Faringoamigdalitis estreptocócica

La faringoamigdalitis estreptocócica es una enfermedad benigna y de curso autolimitado, caracterizada por inflamación de la faringe, fiebre, odinofagia, con o sin enantema, exudado faríngeo y petequias en el paladar.

Es importante lograr la confirmación microbiológica de la faringoamigdalitis estreptocócica, conducta actualmente recomendada por la Academia Americana de Pediatría (AAP) y la Sociedad Americana de Infectología (IDSA). Una vez confirmada la faringitis estreptocócica, el tratamiento de elección es la amoxicilina 50mg/kg/día en una sola toma diaria (máximo un gramo al día) por 10 días.

Sinusitis aguda bacteriana

La sinusitis aguda corresponde a la inflamación de la mucosa de los senos paranasales, generalmente de origen infeccioso. Los elementos clínicos que más ayudan a diferenciar una sinusitis bacteriana de una viral son:

  1. Persistencia de síntomas o signos compatibles con sinusitis que persisten ≥10 días sin mejoría.
  2. Inicio del cuadro con síntomas o signos severos como fiebre alta (>39°C), descarga nasal purulenta franca o dolor facial por al menos 3-4 días consecutivos.
  3. Empeoramiento de los síntomas y signos con inicio de “nueva enfermedad” (o segundo peak), caracterizado por reaparición de la fiebre, cefalea y descarga posterior.

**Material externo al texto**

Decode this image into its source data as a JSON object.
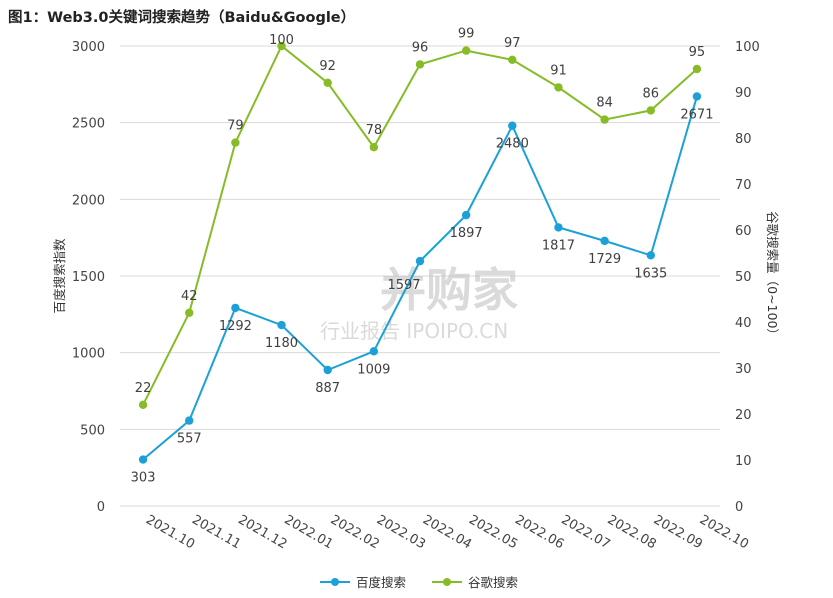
{
  "title": "图1：Web3.0关键词搜索趋势（Baidu&Google）",
  "watermark": {
    "brand": "并购家",
    "sub": "行业报告 IPOIPO.CN"
  },
  "colors": {
    "baidu": "#1ba1d8",
    "google": "#86bc25",
    "grid": "#d9d9d9"
  },
  "chart_data": {
    "type": "line",
    "categories": [
      "2021.10",
      "2021.11",
      "2021.12",
      "2022.01",
      "2022.02",
      "2022.03",
      "2022.04",
      "2022.05",
      "2022.06",
      "2022.07",
      "2022.08",
      "2022.09",
      "2022.10"
    ],
    "ylabel_left": "百度搜索指数",
    "ylabel_right": "谷歌搜索量（0~100）",
    "ylim_left": [
      0,
      3000
    ],
    "ylim_right": [
      0,
      100
    ],
    "yticks_left": [
      0,
      500,
      1000,
      1500,
      2000,
      2500,
      3000
    ],
    "yticks_right": [
      0,
      10,
      20,
      30,
      40,
      50,
      60,
      70,
      80,
      90,
      100
    ],
    "grid": true,
    "legend_position": "bottom",
    "series": [
      {
        "name": "百度搜索",
        "axis": "left",
        "color": "#1ba1d8",
        "values": [
          303,
          557,
          1292,
          1180,
          887,
          1009,
          1597,
          1897,
          2480,
          1817,
          1729,
          1635,
          2671
        ],
        "labels": [
          "303",
          "557",
          "1292",
          "1180",
          "887",
          "1009",
          "1597",
          "1897",
          "2480",
          "1817",
          "1729",
          "1635",
          "2671"
        ]
      },
      {
        "name": "谷歌搜索",
        "axis": "right",
        "color": "#86bc25",
        "values": [
          22,
          42,
          79,
          100,
          92,
          78,
          96,
          99,
          97,
          91,
          84,
          86,
          95
        ],
        "labels": [
          "22",
          "42",
          "79",
          "100",
          "92",
          "78",
          "96",
          "99",
          "97",
          "91",
          "84",
          "86",
          "95"
        ]
      }
    ]
  }
}
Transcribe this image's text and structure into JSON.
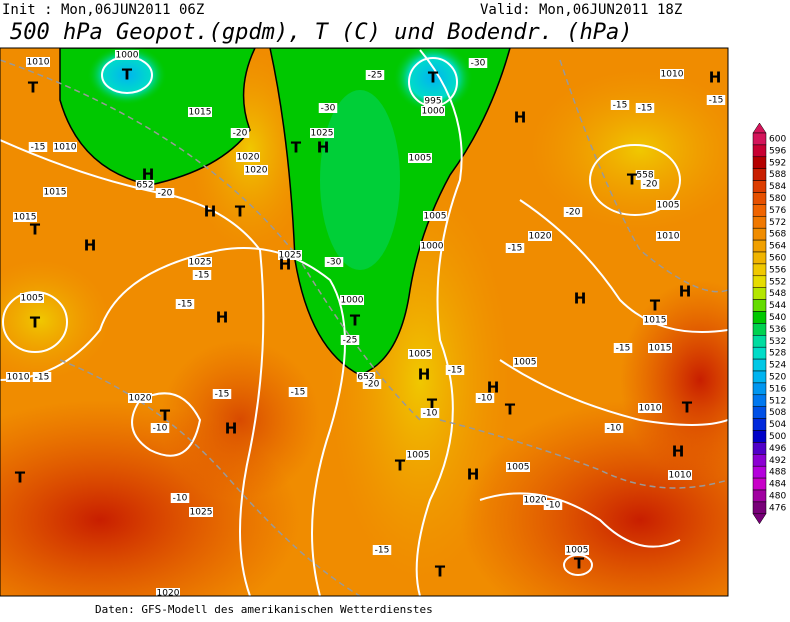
{
  "header": {
    "init": "Init : Mon,06JUN2011 06Z",
    "valid": "Valid: Mon,06JUN2011 18Z",
    "title": "500 hPa Geopot.(gpdm), T (C) und Bodendr. (hPa)"
  },
  "colorbar": {
    "levels": [
      600,
      596,
      592,
      588,
      584,
      580,
      576,
      572,
      568,
      564,
      560,
      556,
      552,
      548,
      544,
      540,
      536,
      532,
      528,
      524,
      520,
      516,
      512,
      508,
      504,
      500,
      496,
      492,
      488,
      484,
      480,
      476
    ],
    "colors": [
      "#d4145a",
      "#c80032",
      "#b40000",
      "#c81e00",
      "#dc3c00",
      "#e65000",
      "#f06400",
      "#f07800",
      "#f08c00",
      "#f0a000",
      "#f0b400",
      "#f0c800",
      "#e6dc00",
      "#b4e600",
      "#64dc00",
      "#00c800",
      "#00d250",
      "#00dca0",
      "#00dcc8",
      "#00c8e6",
      "#00b4f0",
      "#0096f0",
      "#0078f0",
      "#0050e6",
      "#0028dc",
      "#0000c8",
      "#5000c8",
      "#8c00d2",
      "#b400dc",
      "#c800c8",
      "#a000a0",
      "#780078"
    ]
  },
  "map": {
    "labels": [
      "T",
      "1000",
      "T",
      "995",
      "1000",
      "-30",
      "-25",
      "1010",
      "T",
      "1015",
      "1010",
      "-15",
      "-20",
      "1020",
      "1020",
      "H",
      "652",
      "1015",
      "-20",
      "H",
      "T",
      "1015",
      "T",
      "H",
      "1025",
      "H",
      "T",
      "-30",
      "1005",
      "1005",
      "1000",
      "-30",
      "1025",
      "H",
      "1025",
      "-15",
      "1005",
      "T",
      "-15",
      "H",
      "1000",
      "T",
      "-25",
      "652",
      "-20",
      "1010",
      "-15",
      "1020",
      "T",
      "-10",
      "H",
      "-15",
      "-15",
      "1005",
      "H",
      "-15",
      "1005",
      "H",
      "T",
      "-10",
      "T",
      "-10",
      "H",
      "558",
      "T",
      "-20",
      "1005",
      "1010",
      "-15",
      "-15",
      "1010",
      "H",
      "-15",
      "1020",
      "-20",
      "-15",
      "H",
      "T",
      "1015",
      "H",
      "-15",
      "1015",
      "1010",
      "T",
      "-10",
      "H",
      "1010",
      "T",
      "T",
      "1005",
      "H",
      "1005",
      "-10",
      "1025",
      "1020",
      "-10",
      "-15",
      "1005",
      "T",
      "T",
      "1020"
    ]
  },
  "footer": "Daten: GFS-Modell des amerikanischen Wetterdienstes"
}
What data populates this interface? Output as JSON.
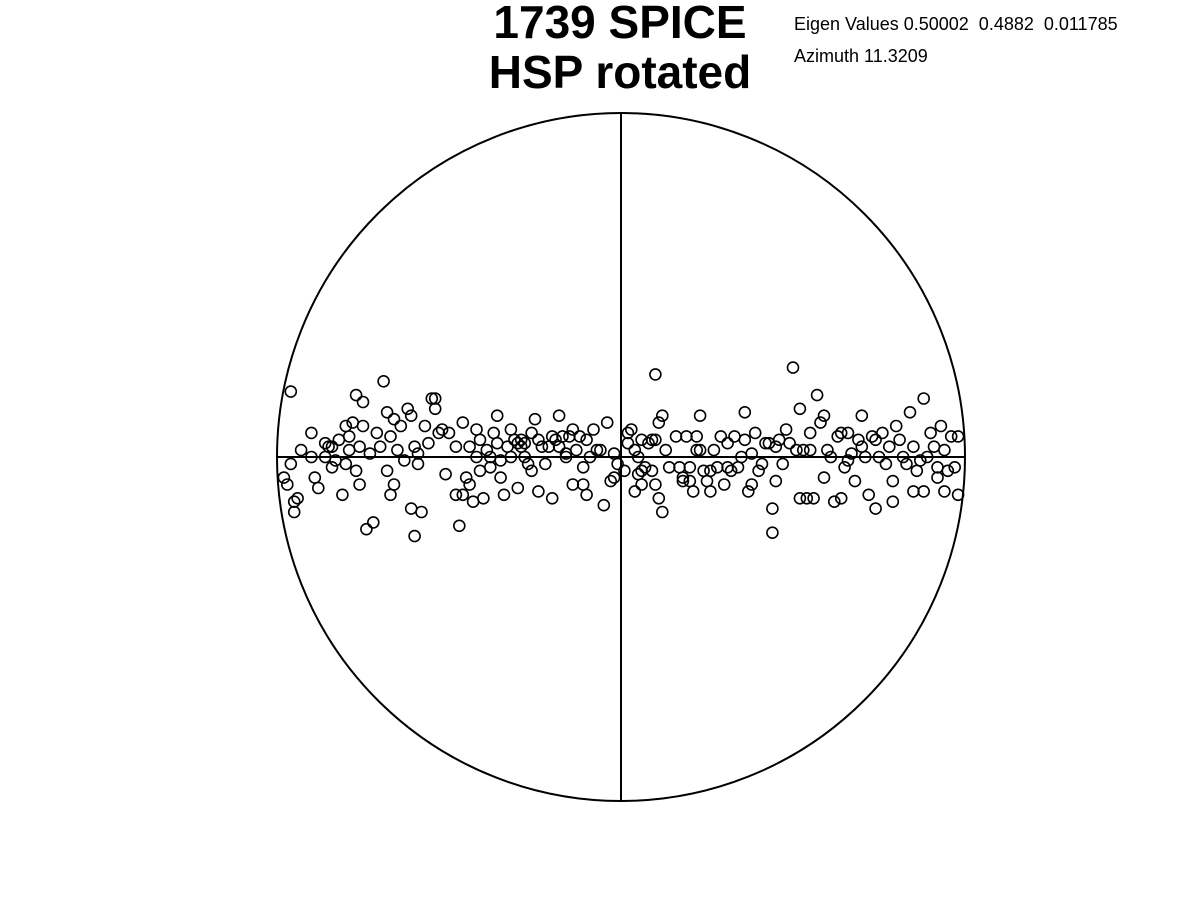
{
  "title_lines": [
    "1739 SPICE",
    "HSP rotated"
  ],
  "eigen_values_text": "Eigen Values 0.50002  0.4882  0.011785",
  "azimuth_text": "Azimuth 11.3209",
  "chart_data": {
    "type": "scatter",
    "title": "1739 SPICE HSP rotated",
    "projection": "stereonet",
    "grid": false,
    "xlim": [
      -1,
      1
    ],
    "ylim": [
      -1,
      1
    ],
    "marker": "open-circle",
    "eigen_values": [
      0.50002,
      0.4882,
      0.011785
    ],
    "azimuth": 11.3209,
    "series": [
      {
        "points": [
          [
            -0.96,
            0.19
          ],
          [
            -0.96,
            -0.02
          ],
          [
            -0.97,
            -0.08
          ],
          [
            -0.95,
            -0.13
          ],
          [
            -0.94,
            -0.12
          ],
          [
            -0.95,
            -0.16
          ],
          [
            -0.98,
            -0.06
          ],
          [
            -0.93,
            0.02
          ],
          [
            -0.9,
            0.07
          ],
          [
            -0.9,
            0.0
          ],
          [
            -0.89,
            -0.06
          ],
          [
            -0.88,
            -0.09
          ],
          [
            -0.86,
            0.0
          ],
          [
            -0.86,
            0.04
          ],
          [
            -0.85,
            0.03
          ],
          [
            -0.84,
            0.03
          ],
          [
            -0.84,
            -0.03
          ],
          [
            -0.83,
            -0.01
          ],
          [
            -0.82,
            0.05
          ],
          [
            -0.81,
            -0.11
          ],
          [
            -0.8,
            -0.02
          ],
          [
            -0.8,
            0.09
          ],
          [
            -0.79,
            0.02
          ],
          [
            -0.79,
            0.06
          ],
          [
            -0.78,
            0.1
          ],
          [
            -0.77,
            0.18
          ],
          [
            -0.77,
            -0.04
          ],
          [
            -0.76,
            0.03
          ],
          [
            -0.76,
            -0.08
          ],
          [
            -0.75,
            0.09
          ],
          [
            -0.75,
            0.16
          ],
          [
            -0.74,
            -0.21
          ],
          [
            -0.73,
            0.01
          ],
          [
            -0.72,
            -0.19
          ],
          [
            -0.71,
            0.07
          ],
          [
            -0.7,
            0.03
          ],
          [
            -0.69,
            0.22
          ],
          [
            -0.68,
            0.13
          ],
          [
            -0.68,
            -0.04
          ],
          [
            -0.67,
            0.06
          ],
          [
            -0.67,
            -0.11
          ],
          [
            -0.66,
            -0.08
          ],
          [
            -0.66,
            0.11
          ],
          [
            -0.65,
            0.02
          ],
          [
            -0.64,
            0.09
          ],
          [
            -0.63,
            -0.01
          ],
          [
            -0.62,
            0.14
          ],
          [
            -0.61,
            0.12
          ],
          [
            -0.61,
            -0.15
          ],
          [
            -0.6,
            -0.23
          ],
          [
            -0.6,
            0.03
          ],
          [
            -0.59,
            -0.02
          ],
          [
            -0.59,
            0.01
          ],
          [
            -0.58,
            -0.16
          ],
          [
            -0.57,
            0.09
          ],
          [
            -0.56,
            0.04
          ],
          [
            -0.55,
            0.17
          ],
          [
            -0.54,
            0.17
          ],
          [
            -0.54,
            0.14
          ],
          [
            -0.53,
            0.07
          ],
          [
            -0.52,
            0.08
          ],
          [
            -0.51,
            -0.05
          ],
          [
            -0.5,
            0.07
          ],
          [
            -0.48,
            -0.11
          ],
          [
            -0.48,
            0.03
          ],
          [
            -0.47,
            -0.2
          ],
          [
            -0.46,
            -0.11
          ],
          [
            -0.46,
            0.1
          ],
          [
            -0.45,
            -0.06
          ],
          [
            -0.44,
            0.03
          ],
          [
            -0.44,
            -0.08
          ],
          [
            -0.43,
            -0.13
          ],
          [
            -0.42,
            0.08
          ],
          [
            -0.42,
            0.0
          ],
          [
            -0.41,
            -0.04
          ],
          [
            -0.41,
            0.05
          ],
          [
            -0.4,
            -0.12
          ],
          [
            -0.39,
            0.02
          ],
          [
            -0.38,
            0.0
          ],
          [
            -0.38,
            -0.03
          ],
          [
            -0.37,
            0.07
          ],
          [
            -0.36,
            0.12
          ],
          [
            -0.36,
            0.04
          ],
          [
            -0.35,
            -0.01
          ],
          [
            -0.35,
            -0.06
          ],
          [
            -0.34,
            -0.11
          ],
          [
            -0.33,
            0.03
          ],
          [
            -0.32,
            0.08
          ],
          [
            -0.32,
            0.0
          ],
          [
            -0.31,
            0.05
          ],
          [
            -0.3,
            0.04
          ],
          [
            -0.3,
            -0.09
          ],
          [
            -0.29,
            0.03
          ],
          [
            -0.29,
            0.05
          ],
          [
            -0.28,
            0.04
          ],
          [
            -0.28,
            0.0
          ],
          [
            -0.27,
            -0.02
          ],
          [
            -0.26,
            0.07
          ],
          [
            -0.26,
            -0.04
          ],
          [
            -0.25,
            0.11
          ],
          [
            -0.24,
            0.05
          ],
          [
            -0.24,
            -0.1
          ],
          [
            -0.23,
            0.03
          ],
          [
            -0.22,
            -0.02
          ],
          [
            -0.21,
            0.03
          ],
          [
            -0.2,
            0.06
          ],
          [
            -0.2,
            -0.12
          ],
          [
            -0.19,
            0.05
          ],
          [
            -0.18,
            0.03
          ],
          [
            -0.18,
            0.12
          ],
          [
            -0.17,
            0.06
          ],
          [
            -0.16,
            0.0
          ],
          [
            -0.16,
            0.01
          ],
          [
            -0.15,
            0.06
          ],
          [
            -0.14,
            -0.08
          ],
          [
            -0.14,
            0.08
          ],
          [
            -0.13,
            0.02
          ],
          [
            -0.12,
            0.06
          ],
          [
            -0.11,
            -0.08
          ],
          [
            -0.11,
            -0.03
          ],
          [
            -0.1,
            0.05
          ],
          [
            -0.1,
            -0.11
          ],
          [
            -0.09,
            0.0
          ],
          [
            -0.08,
            0.08
          ],
          [
            -0.07,
            0.02
          ],
          [
            -0.06,
            0.02
          ],
          [
            -0.05,
            -0.14
          ],
          [
            -0.04,
            0.1
          ],
          [
            -0.03,
            -0.07
          ],
          [
            -0.02,
            0.01
          ],
          [
            -0.02,
            -0.06
          ],
          [
            -0.01,
            -0.02
          ],
          [
            0.01,
            -0.04
          ],
          [
            0.02,
            0.07
          ],
          [
            0.02,
            0.04
          ],
          [
            0.03,
            0.08
          ],
          [
            0.04,
            -0.1
          ],
          [
            0.04,
            0.02
          ],
          [
            0.05,
            0.0
          ],
          [
            0.05,
            -0.05
          ],
          [
            0.06,
            -0.04
          ],
          [
            0.06,
            -0.08
          ],
          [
            0.06,
            0.05
          ],
          [
            0.07,
            -0.03
          ],
          [
            0.08,
            0.04
          ],
          [
            0.09,
            -0.04
          ],
          [
            0.09,
            0.05
          ],
          [
            0.1,
            0.05
          ],
          [
            0.1,
            0.24
          ],
          [
            0.1,
            -0.08
          ],
          [
            0.11,
            -0.12
          ],
          [
            0.11,
            0.1
          ],
          [
            0.12,
            0.12
          ],
          [
            0.12,
            -0.16
          ],
          [
            0.13,
            0.02
          ],
          [
            0.14,
            -0.03
          ],
          [
            0.16,
            0.06
          ],
          [
            0.17,
            -0.03
          ],
          [
            0.18,
            -0.06
          ],
          [
            0.18,
            -0.07
          ],
          [
            0.19,
            0.06
          ],
          [
            0.2,
            -0.03
          ],
          [
            0.2,
            -0.07
          ],
          [
            0.21,
            -0.1
          ],
          [
            0.22,
            0.06
          ],
          [
            0.22,
            0.02
          ],
          [
            0.23,
            0.02
          ],
          [
            0.23,
            0.12
          ],
          [
            0.24,
            -0.04
          ],
          [
            0.25,
            -0.07
          ],
          [
            0.26,
            -0.04
          ],
          [
            0.26,
            -0.1
          ],
          [
            0.27,
            0.02
          ],
          [
            0.28,
            -0.03
          ],
          [
            0.29,
            0.06
          ],
          [
            0.3,
            -0.08
          ],
          [
            0.31,
            -0.03
          ],
          [
            0.31,
            0.04
          ],
          [
            0.32,
            -0.04
          ],
          [
            0.33,
            0.06
          ],
          [
            0.34,
            -0.03
          ],
          [
            0.35,
            0.0
          ],
          [
            0.36,
            0.13
          ],
          [
            0.36,
            0.05
          ],
          [
            0.37,
            -0.1
          ],
          [
            0.38,
            0.01
          ],
          [
            0.38,
            -0.08
          ],
          [
            0.39,
            0.07
          ],
          [
            0.4,
            -0.04
          ],
          [
            0.41,
            -0.02
          ],
          [
            0.42,
            0.04
          ],
          [
            0.43,
            0.04
          ],
          [
            0.44,
            -0.15
          ],
          [
            0.44,
            -0.22
          ],
          [
            0.45,
            0.03
          ],
          [
            0.45,
            -0.07
          ],
          [
            0.46,
            0.05
          ],
          [
            0.47,
            -0.02
          ],
          [
            0.48,
            0.08
          ],
          [
            0.49,
            0.04
          ],
          [
            0.5,
            0.26
          ],
          [
            0.51,
            0.02
          ],
          [
            0.52,
            0.14
          ],
          [
            0.52,
            -0.12
          ],
          [
            0.53,
            0.02
          ],
          [
            0.54,
            -0.12
          ],
          [
            0.55,
            0.02
          ],
          [
            0.55,
            0.07
          ],
          [
            0.56,
            -0.12
          ],
          [
            0.57,
            0.18
          ],
          [
            0.58,
            0.1
          ],
          [
            0.59,
            -0.06
          ],
          [
            0.59,
            0.12
          ],
          [
            0.6,
            0.02
          ],
          [
            0.61,
            0.0
          ],
          [
            0.62,
            -0.13
          ],
          [
            0.63,
            0.06
          ],
          [
            0.64,
            0.07
          ],
          [
            0.64,
            -0.12
          ],
          [
            0.65,
            -0.03
          ],
          [
            0.66,
            0.07
          ],
          [
            0.66,
            -0.01
          ],
          [
            0.67,
            0.01
          ],
          [
            0.68,
            -0.07
          ],
          [
            0.69,
            0.05
          ],
          [
            0.7,
            0.03
          ],
          [
            0.7,
            0.12
          ],
          [
            0.71,
            0.0
          ],
          [
            0.72,
            -0.11
          ],
          [
            0.73,
            0.06
          ],
          [
            0.74,
            -0.15
          ],
          [
            0.74,
            0.05
          ],
          [
            0.75,
            0.0
          ],
          [
            0.76,
            0.07
          ],
          [
            0.77,
            -0.02
          ],
          [
            0.78,
            0.03
          ],
          [
            0.79,
            -0.07
          ],
          [
            0.79,
            -0.13
          ],
          [
            0.8,
            0.09
          ],
          [
            0.81,
            0.05
          ],
          [
            0.82,
            0.0
          ],
          [
            0.83,
            -0.02
          ],
          [
            0.84,
            0.13
          ],
          [
            0.85,
            0.03
          ],
          [
            0.85,
            -0.1
          ],
          [
            0.86,
            -0.04
          ],
          [
            0.87,
            -0.01
          ],
          [
            0.88,
            0.17
          ],
          [
            0.88,
            -0.1
          ],
          [
            0.89,
            0.0
          ],
          [
            0.9,
            0.07
          ],
          [
            0.91,
            0.03
          ],
          [
            0.92,
            -0.03
          ],
          [
            0.92,
            -0.06
          ],
          [
            0.93,
            0.09
          ],
          [
            0.94,
            0.02
          ],
          [
            0.94,
            -0.1
          ],
          [
            0.95,
            -0.04
          ],
          [
            0.96,
            0.06
          ],
          [
            0.97,
            -0.03
          ],
          [
            0.98,
            0.06
          ],
          [
            0.98,
            -0.11
          ]
        ]
      }
    ]
  }
}
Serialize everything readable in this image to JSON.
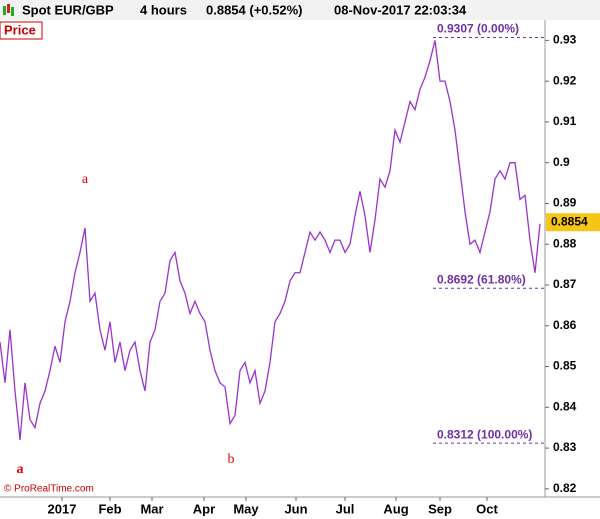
{
  "header": {
    "instrument": "Spot EUR/GBP",
    "timeframe": "4 hours",
    "quote": "0.8854 (+0.52%)",
    "timestamp": "08-Nov-2017 22:03:34"
  },
  "chart_data": {
    "type": "line",
    "title": "Price",
    "credit": "© ProRealTime.com",
    "series": [
      {
        "name": "Spot EUR/GBP",
        "color": "#9933cc",
        "values": [
          0.856,
          0.846,
          0.859,
          0.844,
          0.832,
          0.846,
          0.837,
          0.835,
          0.841,
          0.844,
          0.849,
          0.855,
          0.851,
          0.861,
          0.866,
          0.873,
          0.878,
          0.884,
          0.866,
          0.868,
          0.859,
          0.854,
          0.861,
          0.851,
          0.856,
          0.849,
          0.854,
          0.856,
          0.849,
          0.844,
          0.856,
          0.859,
          0.866,
          0.868,
          0.876,
          0.878,
          0.871,
          0.868,
          0.863,
          0.866,
          0.863,
          0.861,
          0.854,
          0.849,
          0.846,
          0.845,
          0.836,
          0.838,
          0.849,
          0.851,
          0.846,
          0.849,
          0.841,
          0.844,
          0.851,
          0.861,
          0.863,
          0.866,
          0.871,
          0.873,
          0.873,
          0.878,
          0.883,
          0.881,
          0.883,
          0.881,
          0.878,
          0.881,
          0.881,
          0.878,
          0.88,
          0.887,
          0.893,
          0.887,
          0.878,
          0.886,
          0.896,
          0.894,
          0.898,
          0.908,
          0.905,
          0.91,
          0.915,
          0.913,
          0.918,
          0.921,
          0.925,
          0.93,
          0.92,
          0.92,
          0.915,
          0.908,
          0.898,
          0.888,
          0.88,
          0.881,
          0.878,
          0.883,
          0.888,
          0.896,
          0.898,
          0.896,
          0.9,
          0.9,
          0.891,
          0.892,
          0.881,
          0.873,
          0.885
        ]
      }
    ],
    "xlim": [
      0,
      109
    ],
    "xticks": [
      {
        "value": 12.4,
        "label": "2017"
      },
      {
        "value": 22,
        "label": "Feb"
      },
      {
        "value": 30.4,
        "label": "Mar"
      },
      {
        "value": 40.8,
        "label": "Apr"
      },
      {
        "value": 49.2,
        "label": "May"
      },
      {
        "value": 59.2,
        "label": "Jun"
      },
      {
        "value": 69,
        "label": "Jul"
      },
      {
        "value": 79.2,
        "label": "Aug"
      },
      {
        "value": 88,
        "label": "Sep"
      },
      {
        "value": 97.4,
        "label": "Oct"
      }
    ],
    "ylim": [
      0.818,
      0.935
    ],
    "yticks": [
      0.82,
      0.83,
      0.84,
      0.85,
      0.86,
      0.87,
      0.88,
      0.89,
      0.9,
      0.91,
      0.92,
      0.93
    ],
    "last_price": {
      "value": 0.8854,
      "label": "0.8854"
    },
    "fib_levels": [
      {
        "value": 0.9307,
        "label": "0.9307 (0.00%)"
      },
      {
        "value": 0.8692,
        "label": "0.8692 (61.80%)"
      },
      {
        "value": 0.8312,
        "label": "0.8312 (100.00%)"
      }
    ],
    "wave_labels": [
      "a",
      "a",
      "b"
    ]
  }
}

Una vez confirmada la sinusitis aguda de posible causa bacteriana, se recomienda iniciar tratamiento antimicrobiano con amoxicilina a dosis de 80-100mg/kg/día cada 12 horas por un período de 10 a 14 días.

Otitis media aguda

La otitis media aguda se define como la presencia de efusión timpánica, demostrada por neumo-otoscopia, nivel hidroaéreo o impedanciometría, acompañada de signos y síntomas de inflamación aguda del oído medio.

Una vez sospechada la otitis media aguda se recomienda iniciar tratamiento con amoxicilina 80mg/kg/día cada 12 horas (por 10 días en niños menores de dos años y por siete días en niños mayores de dos años).

Neumonía bacteriana adquirida en la comunidad

La neumonía bacteriana adquirida en la comunidad es la inflamación aguda del pulmón con compromiso del territorio alveolar de origen infeccioso.

De acuerdo a las Guías de Manejo de la Neumonía en niños mayores de tres meses de la IDSA (2011), se sugiere el inicio de amoxicilina vía oral a dosis de 90mg/kg/día cada 12 horas. La evidencia en este caso apoya una duración de tratamiento de 10 días, si la evolución clínica del paciente es favorable.